Monday, 28 May 2007

Federal case won't revive question on capital punishment

May 27, 2007

West Virginia

Death penalty debate

Federal case won't revive question on capital punishment

By Lawrence Messina, Times West Virginian

CHARLESTON - Even if a federal jury delivers the first death sentences in
West Virginia in more than 40 years, the debate over reviving capital
punishment for state crimes is not expected to change much.

Such has been the case in five other states without a death penalty, after
federal prosecutors sent inmates to death row in each, noted Richard Dieter,
director of the Death Penalty Information Center.

"It does allow a jury within the state to do what otherwise can't be done -
voting on life and death," said Dieter, whose group opposes capital
punishment. "It raises the issue, but I don't know whether it makes the
death penalty more palatable or less."

The Legislature'

s leading advocate of restoring the death penalty in West
Virginia hopes the pending case improves his chances.

"I've been puzzled over the years as to why we haven't gotten capital
punishment passed," said Delegate John Overington, R-Berkeley. "It seems
like it's a pretty heinous crime. I think it's cases like that that help
make the case."

A U.S. District jury in Charleston deliberated for 16 hours over three days
last week on whether to sentence George "Porgy" Lecco and Valerie Suzette
Friend to death or to life in prison without parole. Jurors resume
deliberations Tuesday.

Earlier this month, the jury convicted Friend, 44, of murdering Carla Gail
Collins in April 2005 on orders from Lecco. Collins, a 33-year-old single
mother, had been helping a federal task force investigating a cocaine ring
that Lecco, 57, ran out of a drive-through pizza parlor.

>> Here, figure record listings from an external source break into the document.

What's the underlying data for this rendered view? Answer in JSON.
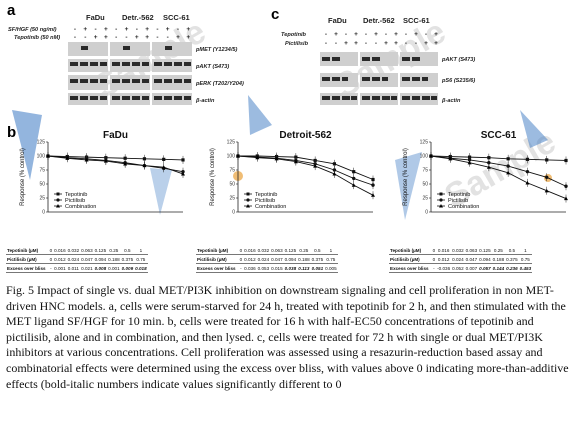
{
  "panel_a": {
    "letter": "a",
    "conditions": [
      {
        "label": "SF/HGF (50 ng/ml)",
        "signs": [
          "-",
          "+",
          "-",
          "+",
          "-",
          "+",
          "-",
          "+",
          "-",
          "+",
          "-",
          "+"
        ]
      },
      {
        "label": "Tepotinib (50 nM)",
        "signs": [
          "-",
          "-",
          "+",
          "+",
          "-",
          "-",
          "+",
          "+",
          "-",
          "-",
          "+",
          "+"
        ]
      }
    ],
    "cell_lines": [
      "FaDu",
      "Detr.-562",
      "SCC-61"
    ],
    "markers": [
      "pMET (Y1234/5)",
      "pAKT (S473)",
      "pERK (T202/Y204)",
      "β-actin"
    ]
  },
  "panel_c": {
    "letter": "c",
    "conditions": [
      {
        "label": "Tepotinib",
        "signs": [
          "-",
          "+",
          "-",
          "+",
          "-",
          "+",
          "-",
          "+",
          "-",
          "+",
          "-",
          "+"
        ]
      },
      {
        "label": "Pictilisib",
        "signs": [
          "-",
          "-",
          "+",
          "+",
          "-",
          "-",
          "+",
          "+",
          "-",
          "-",
          "+",
          "+"
        ]
      }
    ],
    "cell_lines": [
      "FaDu",
      "Detr.-562",
      "SCC-61"
    ],
    "markers": [
      "pAKT (S473)",
      "pS6 (S235/6)",
      "β-actin"
    ]
  },
  "panel_b": {
    "letter": "b",
    "ylabel": "Response (% control)",
    "legend": [
      "Tepotinib",
      "Pictilisib",
      "Combination"
    ],
    "row_labels": [
      "Tepotinib (µM)",
      "Pictilisib (µM)",
      "Excess over bliss"
    ],
    "tepotinib_conc": [
      "0",
      "0.016",
      "0.032",
      "0.063",
      "0.125",
      "0.25",
      "0.5",
      "1"
    ],
    "pictilisib_conc_fadu": [
      "0",
      "0.012",
      "0.024",
      "0.047",
      "0.094",
      "0.188",
      "0.375",
      "0.75"
    ],
    "pictilisib_conc_detroit": [
      "0",
      "0.012",
      "0.024",
      "0.047",
      "0.094",
      "0.188",
      "0.375",
      "0.75"
    ],
    "pictilisib_conc_scc": [
      "0",
      "0.012",
      "0.024",
      "0.047",
      "0.094",
      "0.188",
      "0.375",
      "0.75"
    ],
    "bliss_fadu": [
      "-",
      "0.001",
      "0.011",
      "0.021",
      "0.008",
      "0.001",
      "0.009",
      "0.018"
    ],
    "bliss_detroit": [
      "-",
      "0.036",
      "0.053",
      "0.015",
      "0.038",
      "0.113",
      "0.051",
      "0.005"
    ],
    "bliss_scc": [
      "-",
      "-0.036",
      "0.052",
      "0.007",
      "0.057",
      "0.144",
      "0.236",
      "0.453"
    ]
  },
  "chart_data": [
    {
      "type": "line",
      "title": "FaDu",
      "ylabel": "Response (% control)",
      "ylim": [
        0,
        125
      ],
      "yticks": [
        "0",
        "25",
        "50",
        "75",
        "100",
        "125"
      ],
      "x_points": 8,
      "series": [
        {
          "name": "Tepotinib",
          "values": [
            100,
            99,
            98,
            97,
            96,
            95,
            94,
            93
          ]
        },
        {
          "name": "Pictilisib",
          "values": [
            100,
            97,
            95,
            92,
            88,
            83,
            78,
            72
          ]
        },
        {
          "name": "Combination",
          "values": [
            100,
            96,
            93,
            91,
            86,
            83,
            80,
            68
          ]
        }
      ]
    },
    {
      "type": "line",
      "title": "Detroit-562",
      "ylabel": "Response (% control)",
      "ylim": [
        0,
        125
      ],
      "yticks": [
        "0",
        "25",
        "50",
        "75",
        "100",
        "125"
      ],
      "x_points": 8,
      "series": [
        {
          "name": "Tepotinib",
          "values": [
            100,
            100,
            99,
            98,
            92,
            86,
            72,
            58
          ]
        },
        {
          "name": "Pictilisib",
          "values": [
            100,
            98,
            96,
            92,
            86,
            75,
            60,
            48
          ]
        },
        {
          "name": "Combination",
          "values": [
            100,
            97,
            95,
            90,
            82,
            68,
            48,
            30
          ]
        }
      ]
    },
    {
      "type": "line",
      "title": "SCC-61",
      "ylabel": "Response (% control)",
      "ylim": [
        0,
        125
      ],
      "yticks": [
        "0",
        "25",
        "50",
        "75",
        "100",
        "125"
      ],
      "x_points": 8,
      "series": [
        {
          "name": "Tepotinib",
          "values": [
            100,
            99,
            98,
            97,
            95,
            94,
            93,
            92
          ]
        },
        {
          "name": "Pictilisib",
          "values": [
            100,
            96,
            93,
            88,
            82,
            72,
            62,
            46
          ]
        },
        {
          "name": "Combination",
          "values": [
            100,
            95,
            88,
            80,
            70,
            52,
            38,
            24
          ]
        }
      ]
    }
  ],
  "caption": "Fig. 5 Impact of single vs. dual MET/PI3K inhibition on downstream signaling and cell proliferation in non MET-driven HNC models. a, cells were serum-starved for 24 h, treated with tepotinib for 2 h, and then stimulated with the MET ligand SF/HGF for 10 min. b, cells were treated for 16 h with half-EC50 concentrations of tepotinib and pictilisib, alone and in combination, and then lysed. c, cells were treated for 72 h with single or dual MET/PI3K inhibitors at various concentrations. Cell proliferation was assessed using a resazurin-reduction based assay and combinatorial effects were determined using the excess over bliss, with values above 0 indicating more-than-additive effects (bold-italic numbers indicate values significantly different to 0",
  "watermark": "Sample",
  "colors": {
    "series": "#111111",
    "accent_blue": "#3a78c2",
    "accent_orange": "#e9a13a"
  }
}
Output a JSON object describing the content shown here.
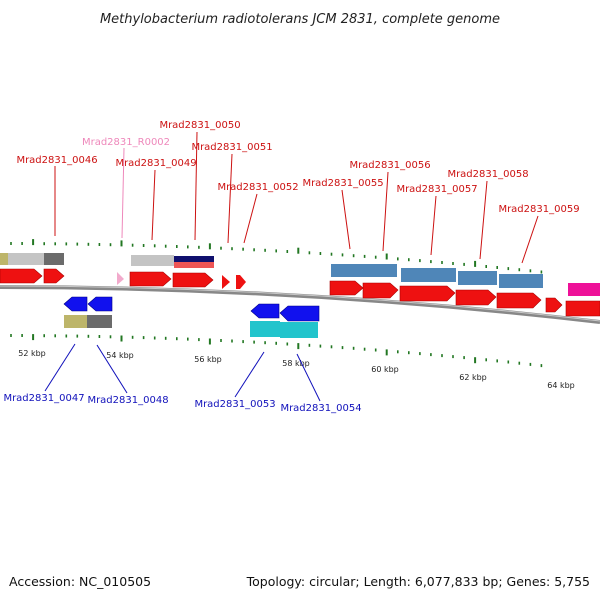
{
  "title": "Methylobacterium radiotolerans JCM 2831, complete genome",
  "footer": {
    "accession": "Accession: NC_010505",
    "summary": "Topology: circular; Length: 6,077,833 bp; Genes: 5,755"
  },
  "colors": {
    "forward_gene": "#ee1111",
    "reverse_gene": "#1111ee",
    "forward_label": "#cc1111",
    "reverse_label": "#1111bb",
    "rna_label": "#ee88bb",
    "tick": "#227722",
    "backbone": "#888888",
    "cog_steelblue": "#4f86b8",
    "cog_cyan": "#22c4cc",
    "cog_khaki": "#bdb56a",
    "cog_gray": "#6b6b6b",
    "cog_navy": "#10106e",
    "cog_lightgray": "#c4c4c4",
    "cog_magenta": "#ee1199"
  },
  "scale_labels": [
    "52 kbp",
    "54 kbp",
    "56 kbp",
    "58 kbp",
    "60 kbp",
    "62 kbp",
    "64 kbp"
  ],
  "forward_labels": [
    "Mrad2831_0046",
    "Mrad2831_R0002",
    "Mrad2831_0049",
    "Mrad2831_0050",
    "Mrad2831_0051",
    "Mrad2831_0052",
    "Mrad2831_0055",
    "Mrad2831_0056",
    "Mrad2831_0057",
    "Mrad2831_0058",
    "Mrad2831_0059"
  ],
  "reverse_labels": [
    "Mrad2831_0047",
    "Mrad2831_0048",
    "Mrad2831_0053",
    "Mrad2831_0054"
  ]
}
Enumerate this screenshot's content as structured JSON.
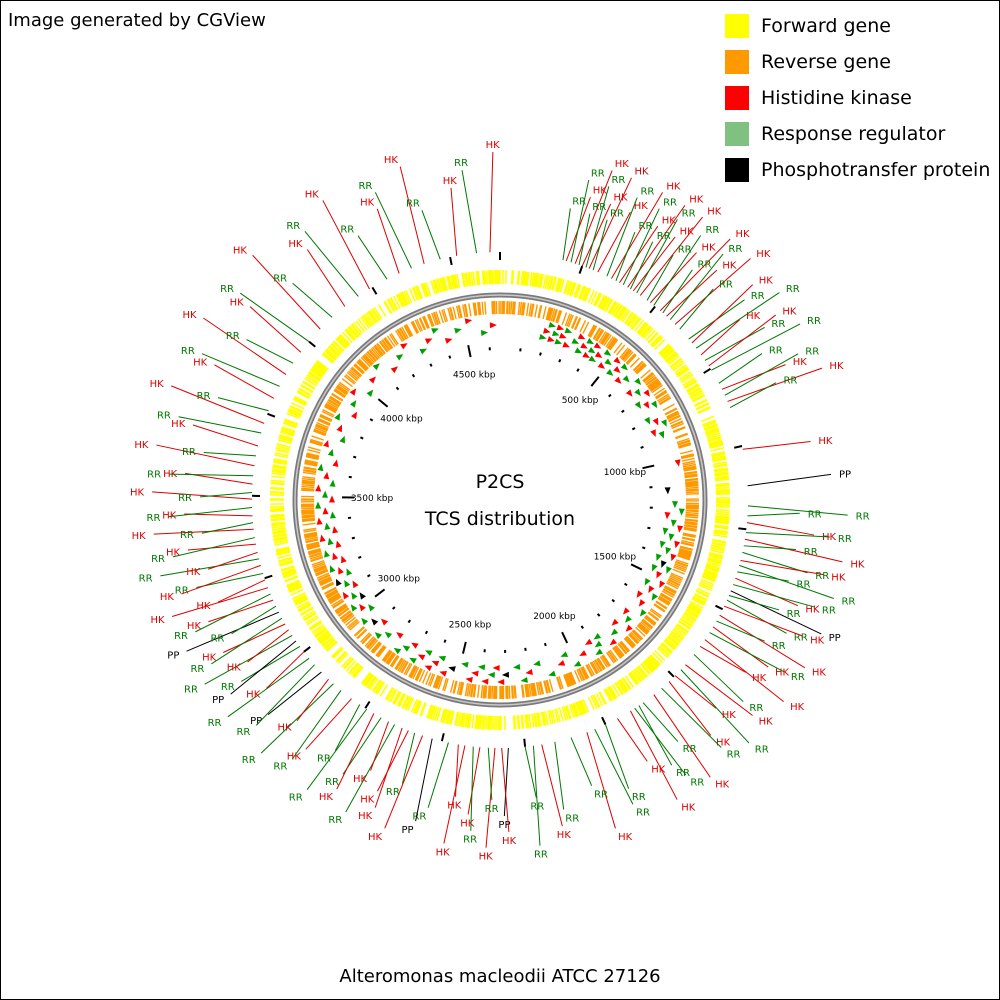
{
  "credit": "Image generated by CGView",
  "footer_organism": "Alteromonas macleodii ATCC 27126",
  "center": {
    "line1": "P2CS",
    "line2": "TCS distribution"
  },
  "legend": [
    {
      "label": "Forward gene",
      "color": "#ffff00"
    },
    {
      "label": "Reverse gene",
      "color": "#ff9900"
    },
    {
      "label": "Histidine kinase",
      "color": "#ff0000"
    },
    {
      "label": "Response regulator",
      "color": "#80c080"
    },
    {
      "label": "Phosphotransfer protein",
      "color": "#000000"
    }
  ],
  "label_colors": {
    "HK": "#dd0000",
    "RR": "#007700",
    "PP": "#000000"
  },
  "genome_length_kbp": 4650,
  "ticks": [
    {
      "label": "500 kbp",
      "kbp": 500
    },
    {
      "label": "1000 kbp",
      "kbp": 1000
    },
    {
      "label": "1500 kbp",
      "kbp": 1500
    },
    {
      "label": "2000 kbp",
      "kbp": 2000
    },
    {
      "label": "2500 kbp",
      "kbp": 2500
    },
    {
      "label": "3000 kbp",
      "kbp": 3000
    },
    {
      "label": "3500 kbp",
      "kbp": 3500
    },
    {
      "label": "4000 kbp",
      "kbp": 4000
    },
    {
      "label": "4500 kbp",
      "kbp": 4500
    }
  ],
  "features": [
    {
      "t": "RR",
      "kbp": 190
    },
    {
      "t": "HK",
      "kbp": 200
    },
    {
      "t": "RR",
      "kbp": 215
    },
    {
      "t": "HK",
      "kbp": 228
    },
    {
      "t": "RR",
      "kbp": 240
    },
    {
      "t": "HK",
      "kbp": 250
    },
    {
      "t": "RR",
      "kbp": 262
    },
    {
      "t": "HK",
      "kbp": 272
    },
    {
      "t": "RR",
      "kbp": 285
    },
    {
      "t": "HK",
      "kbp": 300
    },
    {
      "t": "RR",
      "kbp": 330
    },
    {
      "t": "HK",
      "kbp": 345
    },
    {
      "t": "RR",
      "kbp": 360
    },
    {
      "t": "HK",
      "kbp": 372
    },
    {
      "t": "RR",
      "kbp": 385
    },
    {
      "t": "HK",
      "kbp": 400
    },
    {
      "t": "RR",
      "kbp": 410
    },
    {
      "t": "HK",
      "kbp": 420
    },
    {
      "t": "RR",
      "kbp": 432
    },
    {
      "t": "HK",
      "kbp": 445
    },
    {
      "t": "RR",
      "kbp": 470
    },
    {
      "t": "HK",
      "kbp": 482
    },
    {
      "t": "RR",
      "kbp": 495
    },
    {
      "t": "HK",
      "kbp": 520
    },
    {
      "t": "RR",
      "kbp": 530
    },
    {
      "t": "HK",
      "kbp": 545
    },
    {
      "t": "RR",
      "kbp": 560
    },
    {
      "t": "HK",
      "kbp": 580
    },
    {
      "t": "RR",
      "kbp": 600
    },
    {
      "t": "RR",
      "kbp": 640
    },
    {
      "t": "HK",
      "kbp": 655
    },
    {
      "t": "RR",
      "kbp": 675
    },
    {
      "t": "HK",
      "kbp": 700
    },
    {
      "t": "RR",
      "kbp": 720
    },
    {
      "t": "HK",
      "kbp": 740
    },
    {
      "t": "RR",
      "kbp": 755
    },
    {
      "t": "RR",
      "kbp": 800
    },
    {
      "t": "HK",
      "kbp": 820
    },
    {
      "t": "RR",
      "kbp": 840
    },
    {
      "t": "HK",
      "kbp": 860
    },
    {
      "t": "RR",
      "kbp": 880
    },
    {
      "t": "HK",
      "kbp": 1010
    },
    {
      "t": "PP",
      "kbp": 1120
    },
    {
      "t": "RR",
      "kbp": 1180
    },
    {
      "t": "RR",
      "kbp": 1210
    },
    {
      "t": "HK",
      "kbp": 1230
    },
    {
      "t": "RR",
      "kbp": 1260
    },
    {
      "t": "HK",
      "kbp": 1280
    },
    {
      "t": "RR",
      "kbp": 1300
    },
    {
      "t": "RR",
      "kbp": 1320
    },
    {
      "t": "HK",
      "kbp": 1345
    },
    {
      "t": "RR",
      "kbp": 1360
    },
    {
      "t": "RR",
      "kbp": 1380
    },
    {
      "t": "HK",
      "kbp": 1400
    },
    {
      "t": "RR",
      "kbp": 1420
    },
    {
      "t": "PP",
      "kbp": 1440
    },
    {
      "t": "RR",
      "kbp": 1455
    },
    {
      "t": "RR",
      "kbp": 1470
    },
    {
      "t": "HK",
      "kbp": 1490
    },
    {
      "t": "HK",
      "kbp": 1520
    },
    {
      "t": "RR",
      "kbp": 1540
    },
    {
      "t": "HK",
      "kbp": 1560
    },
    {
      "t": "RR",
      "kbp": 1580
    },
    {
      "t": "HK",
      "kbp": 1605
    },
    {
      "t": "HK",
      "kbp": 1630
    },
    {
      "t": "RR",
      "kbp": 1660
    },
    {
      "t": "HK",
      "kbp": 1700
    },
    {
      "t": "RR",
      "kbp": 1720
    },
    {
      "t": "HK",
      "kbp": 1745
    },
    {
      "t": "HK",
      "kbp": 1770
    },
    {
      "t": "RR",
      "kbp": 1800
    },
    {
      "t": "HK",
      "kbp": 1830
    },
    {
      "t": "RR",
      "kbp": 1870
    },
    {
      "t": "RR",
      "kbp": 1885
    },
    {
      "t": "RR",
      "kbp": 1900
    },
    {
      "t": "HK",
      "kbp": 1915
    },
    {
      "t": "HK",
      "kbp": 1960
    },
    {
      "t": "RR",
      "kbp": 2000
    },
    {
      "t": "RR",
      "kbp": 2035
    },
    {
      "t": "HK",
      "kbp": 2060
    },
    {
      "t": "RR",
      "kbp": 2110
    },
    {
      "t": "RR",
      "kbp": 2160
    },
    {
      "t": "HK",
      "kbp": 2200
    },
    {
      "t": "RR",
      "kbp": 2225
    },
    {
      "t": "RR",
      "kbp": 2250
    },
    {
      "t": "PP",
      "kbp": 2300
    },
    {
      "t": "HK",
      "kbp": 2320
    },
    {
      "t": "HK",
      "kbp": 2340
    },
    {
      "t": "RR",
      "kbp": 2360
    },
    {
      "t": "HK",
      "kbp": 2385
    },
    {
      "t": "RR",
      "kbp": 2405
    },
    {
      "t": "HK",
      "kbp": 2430
    },
    {
      "t": "HK",
      "kbp": 2450
    },
    {
      "t": "RR",
      "kbp": 2480
    },
    {
      "t": "PP",
      "kbp": 2530
    },
    {
      "t": "HK",
      "kbp": 2560
    },
    {
      "t": "RR",
      "kbp": 2585
    },
    {
      "t": "HK",
      "kbp": 2605
    },
    {
      "t": "HK",
      "kbp": 2625
    },
    {
      "t": "RR",
      "kbp": 2650
    },
    {
      "t": "HK",
      "kbp": 2670
    },
    {
      "t": "RR",
      "kbp": 2695
    },
    {
      "t": "HK",
      "kbp": 2720
    },
    {
      "t": "RR",
      "kbp": 2745
    },
    {
      "t": "RR",
      "kbp": 2770
    },
    {
      "t": "HK",
      "kbp": 2800
    },
    {
      "t": "RR",
      "kbp": 2840
    },
    {
      "t": "RR",
      "kbp": 2870
    },
    {
      "t": "HK",
      "kbp": 2890
    },
    {
      "t": "PP",
      "kbp": 2920
    },
    {
      "t": "RR",
      "kbp": 2950
    },
    {
      "t": "RR",
      "kbp": 2975
    },
    {
      "t": "HK",
      "kbp": 3000
    },
    {
      "t": "RR",
      "kbp": 3020
    },
    {
      "t": "PP",
      "kbp": 3040
    },
    {
      "t": "RR",
      "kbp": 3060
    },
    {
      "t": "HK",
      "kbp": 3080
    },
    {
      "t": "HK",
      "kbp": 3100
    },
    {
      "t": "RR",
      "kbp": 3120
    },
    {
      "t": "PP",
      "kbp": 3140
    },
    {
      "t": "RR",
      "kbp": 3160
    },
    {
      "t": "HK",
      "kbp": 3180
    },
    {
      "t": "RR",
      "kbp": 3200
    },
    {
      "t": "HK",
      "kbp": 3220
    },
    {
      "t": "HK",
      "kbp": 3245
    },
    {
      "t": "RR",
      "kbp": 3265
    },
    {
      "t": "HK",
      "kbp": 3290
    },
    {
      "t": "RR",
      "kbp": 3310
    },
    {
      "t": "HK",
      "kbp": 3330
    },
    {
      "t": "HK",
      "kbp": 3355
    },
    {
      "t": "RR",
      "kbp": 3375
    },
    {
      "t": "HK",
      "kbp": 3400
    },
    {
      "t": "RR",
      "kbp": 3420
    },
    {
      "t": "HK",
      "kbp": 3440
    },
    {
      "t": "RR",
      "kbp": 3465
    },
    {
      "t": "HK",
      "kbp": 3490
    },
    {
      "t": "RR",
      "kbp": 3510
    },
    {
      "t": "HK",
      "kbp": 3535
    },
    {
      "t": "RR",
      "kbp": 3560
    },
    {
      "t": "HK",
      "kbp": 3590
    },
    {
      "t": "RR",
      "kbp": 3620
    },
    {
      "t": "HK",
      "kbp": 3650
    },
    {
      "t": "RR",
      "kbp": 3690
    },
    {
      "t": "HK",
      "kbp": 3720
    },
    {
      "t": "RR",
      "kbp": 3760
    },
    {
      "t": "HK",
      "kbp": 3800
    },
    {
      "t": "RR",
      "kbp": 3840
    },
    {
      "t": "HK",
      "kbp": 3880
    },
    {
      "t": "RR",
      "kbp": 3920
    },
    {
      "t": "HK",
      "kbp": 3960
    },
    {
      "t": "RR",
      "kbp": 4000
    },
    {
      "t": "HK",
      "kbp": 4050
    },
    {
      "t": "RR",
      "kbp": 4100
    },
    {
      "t": "HK",
      "kbp": 4150
    },
    {
      "t": "RR",
      "kbp": 4200
    },
    {
      "t": "HK",
      "kbp": 4240
    },
    {
      "t": "RR",
      "kbp": 4300
    },
    {
      "t": "HK",
      "kbp": 4340
    },
    {
      "t": "RR",
      "kbp": 4380
    },
    {
      "t": "HK",
      "kbp": 4420
    },
    {
      "t": "RR",
      "kbp": 4470
    },
    {
      "t": "HK",
      "kbp": 4520
    },
    {
      "t": "RR",
      "kbp": 4580
    },
    {
      "t": "HK",
      "kbp": 4620
    }
  ]
}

Collins' status as an informant and Friend's use of a firearm each made her
killing a death penalty case under federal law. A grand jury indicted the
pair on the capital crime charges in October 2005. U.S. Attorney General
Alberto Gonzales approved its use against them in May 2006.

The case against Lecco and Friend is among about 420 nationwide where
federal prosecutors have pursued the death penalty since 1988, when it was
restored for federal crimes, according to figures cited by Dieter from the
Federal Death Penalty Resource Council.

Only 162 of those reached trial, and of those slightly more than a third -
57 cases - ended with death sentences. Thirty-two of those sentences had
been won during President Bush's tenure, Dieter said.

Four federal defendants were sentenced to death last year, Dieter said, and
51 inmates are on federal death row nationwide.

But while federal prosecutors have sought the death penalty in three other
West Virginia cases since 1990, none of those got that far. But they have
landed it in Iowa, Massachusetts, Michigan, Vermont and North Dakota - which
along with West Virginia and six other states have abolished capital
punishment for state offenses.

The Mountain State removed the death penalty from its books in 1965. Its
last death sentence was carried out in 1959, when 43-year-old Elmer Bruner
was electrocuted for a Cabell County murder.

First elected to the House in 1984, Overington has introduced death penalty
legislation without success for more than 20 years. Citing polling on the
question, he argues that West Virginians support capital punishment - and
perhaps by a 2-to-1 margin.

Overington's bill would threaten death for the murder of an informant. It
would also apply in murder-for-hire cases; Lecco offered Friend cocaine to
kill Collins, the jury found.

But Overington also said that his bill would also apply "only when the guilt
is not in doubt." Though found guilty, Friend's defense did not concede to
any role in the killing during the penalty phase.